PAV-ER: New Personal Air Vehicle built in the University’s Eagle Flight Research Center Features Hybrid Propulsion, Rotor Blades
Embry-Riddle’s new personal air vehicle, known as PAV-ER, combines a decade of electrified propulsion progress, innovative control laws and autonomy research into a proof of concept that could propel the future of urban transportation.
As more than 250 companies around the world race to become urban air mobility (UAM) vehicle manufacturers, Embry-Riddle is demonstrating its leadership in the field by building a manned experimental aircraft with distributed electrical propulsion and helicopter rotor blades. For researchers, the PAV-ER project is the next logical step to merge 10 years of technology development with an eight-rotor electric vertical takeoff and landing (eVTOL) aircraft that employs cyclic propeller pitch for transition between vertical to horizontal flight modes.

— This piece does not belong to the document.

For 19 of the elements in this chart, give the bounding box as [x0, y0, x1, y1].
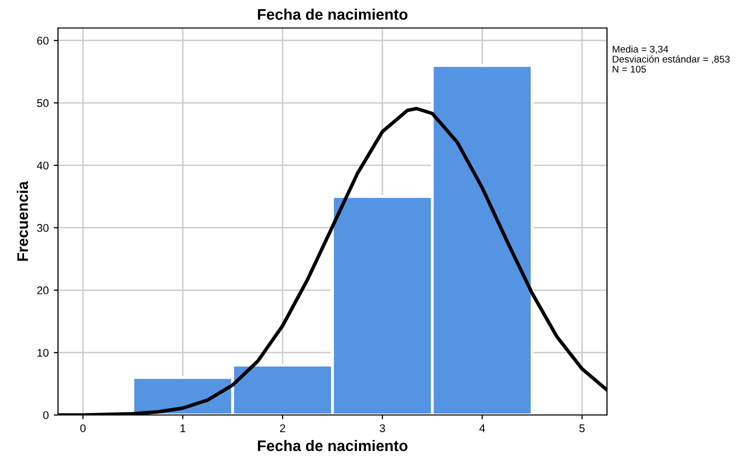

“We developed all the underpinnings of UAM technology here and all that was remaining was to merge them into a technology demonstrator vehicle,” said Richard “Pat” Anderson, Ph.D., director of the university’s Eagle Flight Research Center, one of the nation’s leading researchers in alternative propulsion.
Valuable lessons learned and experiences gained through three previous projects at the Center culminated in late 2019 with the development of PAV-ER, a 500-pound technology demonstrator. Almost a decade ago, students and faculty developed the world’s first parallel hybrid aircraft, which spurred the research and development resulting in a fully electric battery-powered aircraft using a Diamond HK-36 airframe in 2016. By 2018 the researchers at EFRC designed and developed the Mark II, an unmanned VTOL tailsitter vehicle that essentially taught itself to fly using novel AI-based control laws.
Working alongside faculty researchers, aerospace and mechanical engineering students are regularly testing the capabilities of PAV-ER’s eight distributed electric propulsion system, which can change thrust by employing three different strategies. Inspired by Mark II’s propulsion system of pods, they successfully demonstrated the scalability of the models on the PAV-ER. The vehicle is able to create thrust, or control, or a combination of thrust and control through its ability to control each hingeless prop-rotor independently or in unison, in addition to its ability to change motor RPM.
“Being able to switch across these three control strategies makes the PAV-ER testbed an invaluable tool in understanding how these types of aerospace vehicles should be certified depending on the thrust, lift, and control strategy used,” Anderson said.
Control is possible through the ability to generate longitudinal and lateral moments creating significant control authority in nominal and even degraded situations.
Following propulsion simulations in MATLAB and Simulink, researchers developed the fly-by-wire flight control laws for a full vehicle simulation in preparation for the actual flight tests. The student-centered project also gave the future engineers an opportunity to experiment first-hand with initial autonomous flight testing.
Most of the research has focused on increasing reliability and the vehicle’s ability to accommodate in-flight failure, such as the loss of a rotor head.
“We have been able to demonstrate that PAV-ER’s distributed propulsion architecture and the high control authority of each pod allows the vehicle to continue flight with at least one failed rotor,” Anderson said. “This begins to align with airline-type safety requirements, which makes the vehicle safer than standard helicopters.”
Researchers will continue to test and refine flight control algorithms and systems to be used in eVTOL vehicles of the future. Anderson said they plan to share test data results with the aerospace community as well as industry to promote rapid advancement of UAM and to shape the future of airworthiness criteria and means of compliance for these new types of vehicles.